Jermónimo y Anófeles se miraron con el máximo gesto piadoso del Ruhrgebiet y siguieron bebiendo su Franciscana. Cuando cayó el gol de la japonesas hubo un rumor de incomprensión y un grito ahogado del mexicanito que, aunque fervoroso, no era estúpido porque obviamente en el congal había un habitación en donde se podía armar, ipso facto, una cámara de gas. Jermoc empezó a exigir en fino mexicano "Mete a Birgit, pendeja; métela" y Anófeles a hacer un ejercicio tántrico para evitar las lágrimas. La árbitra pitó el final del partido y, contrariamente a lo que hubiera pensado, ningún corazón a la orilla del Rhin dejó de latir; estaba ante una nueva y ya conocida realidad de los alemanes en el deporte: esa común, aunque triste sensación, de acostumbrarse a perder. Saliendo del Sakk no hubo ningún auto con banderita, ningún claxon que se perdiera en su carrera ni una sola voz anónima dicendo prost que retumbara en esa célebre cantina del mundo llamada Dusseldorf. Jermoc y Anne caminaron delante de mí sin decir palabra. Yo me apiadé de su desgracia hasta que el sentido común pudo más que la taciturnidad de la noche: "Pues una última chela, ¿no?". Ellos, como la única frase que alguna vez citaré de Benedetti, cerraron los párpados pesados como juicios.

CAS

lunes, julio 18, 2011

Brasil-Paraguay


¿Cómo se puede ganar cuando tienes en tu equipo a un Ganso, un Pato, un Lucas y encima de ellos (o abajo, para que no terminen chorreados) a Elano (que dejó fuera a Kaká)? ¿O cómo se puede ganar cuándo tienes en la portería a un hombre Justo? You tell me...

CAS

martes, julio 05, 2011

Diario helvético I

Como los suizos son personas con déficit anual de sol, cuando suele salir, ora sí que a flor de piel, no pierden un instante para disfrutar de sus bondades. Estoy en una playa sui géneris a orillas del río Ródano en Ginebra. La diferencia con las del Defe es que aquí hay agua natural pero no arena artificial: les bastan unos tablones de unos cuantos metros para poder hacinarse felizmente.
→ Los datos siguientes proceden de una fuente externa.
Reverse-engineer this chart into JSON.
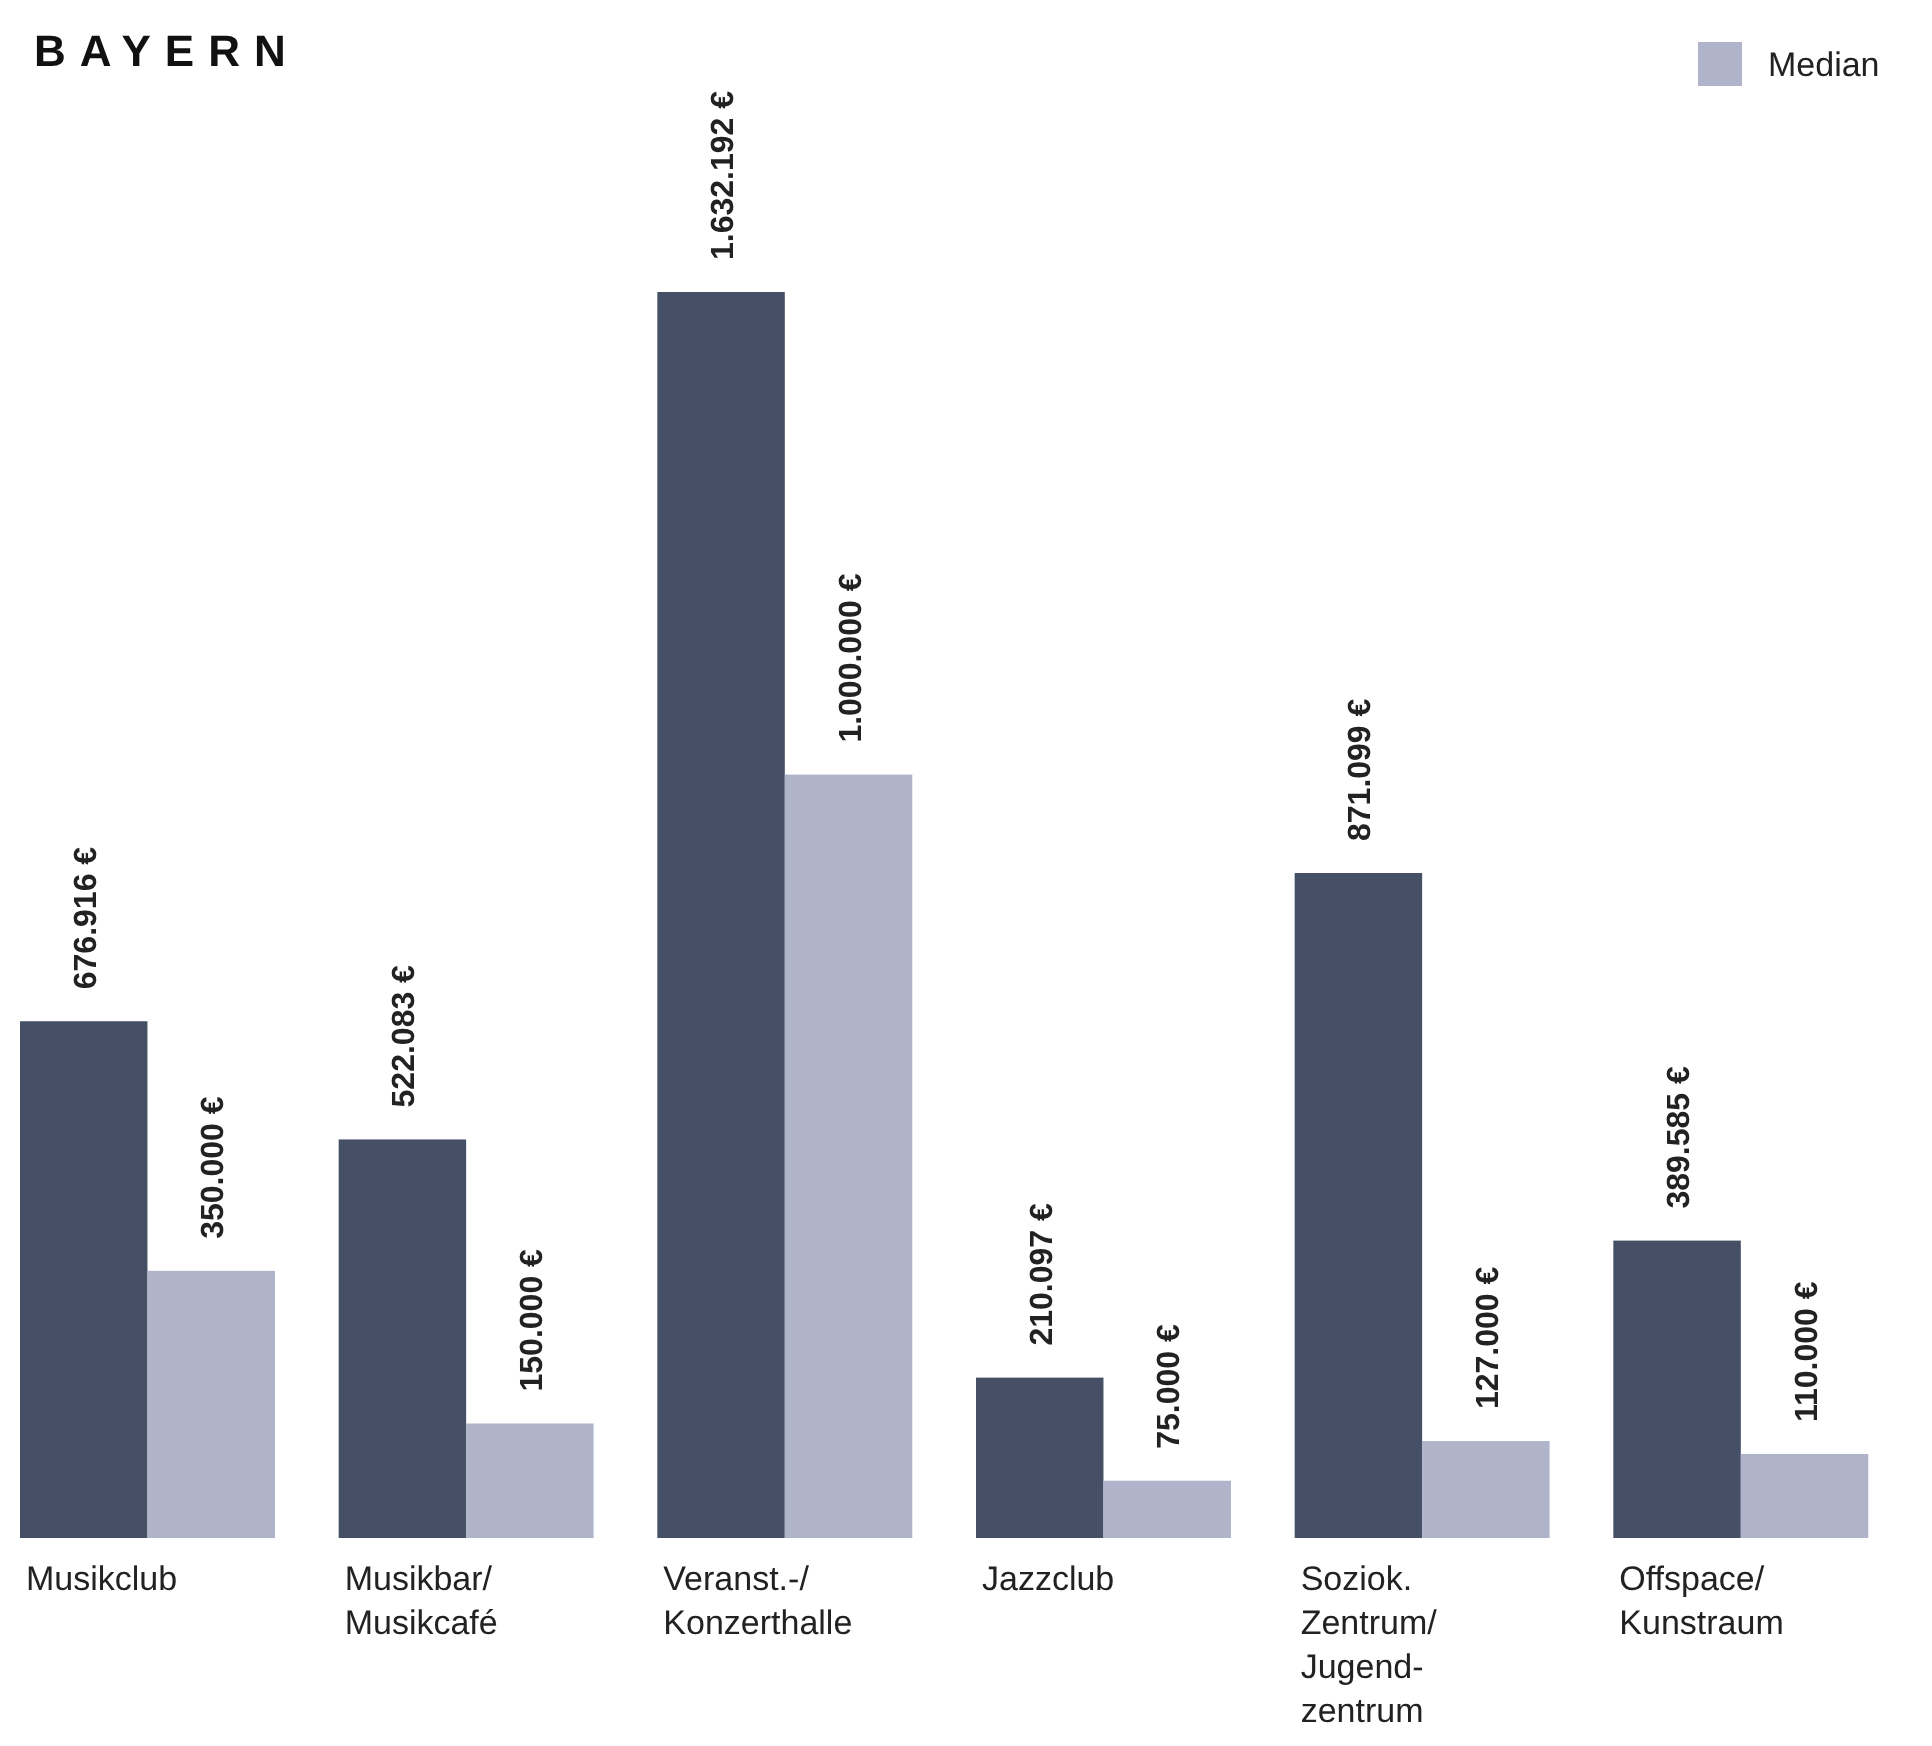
{
  "chart_data": {
    "type": "bar",
    "title": "BAYERN",
    "categories": [
      "Musikclub",
      "Musikbar/\nMusikcafé",
      "Veranst.-/\nKonzerthalle",
      "Jazzclub",
      "Soziok.\nZentrum/\nJugend-\nzentrum",
      "Offspace/\nKunstraum"
    ],
    "series": [
      {
        "color": "#454f66",
        "values": [
          676916,
          522083,
          1632192,
          210097,
          871099,
          389585
        ],
        "value_labels": [
          "676.916 €",
          "522.083 €",
          "1.632.192 €",
          "210.097 €",
          "871.099 €",
          "389.585 €"
        ]
      },
      {
        "name": "Median",
        "color": "#afb4cb",
        "values": [
          350000,
          150000,
          1000000,
          75000,
          127000,
          110000
        ],
        "value_labels": [
          "350.000 €",
          "150.000 €",
          "1.000.000 €",
          "75.000 €",
          "127.000 €",
          "110.000 €"
        ]
      }
    ],
    "legend": "top right"
  }
}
Al ser la puesta del sol a las diez de la noche, la gente viene a darse un raudo chapuzón saliendo del trabajo. Lo de raudo es al pie de la letra: estoy viendo a tres muchachas que llegaron hace 15 minutos; prestas se encueraron, se tendieron diez minutos para, digamos, un tostado a fuego lento, dijeron merde cuando uno de los pocos gordos que hay en este país las salpicó y ahora se han vestido (de oficinistas de nuevo) y ya se van con la piel a medio cocer, cruda, para ser más precisos. Un detalle, no obstante, que atisbo en este momento, es que la corriente del río es de eyaculación precoz: rápida y furiosa. Cuando alguien se lanza un clavado, en dos segundos ya está a diez metros del lugar de acuatizaje; otra minucia (que también voy descubriendo) es que se puede nadar armónicamente con los patos, hacer gárgaras al alimón con ellos y retarlos a una carrera parejera (¡si es Suiza, for Christ's sake!, el territorio donde el papa escoge a sus efebos, perdón, a su guardia de honor para llevarla al Vaticano). Mañana regresaré ya con traje de baño y les enseñaré a los patos helvéticos una evolución que, seguramente, incluso los de su especie desconocen en estos lares de calles trapeadas: nadar como el pato Lucas: de muertito y echando un chorro de agua hacia arriba.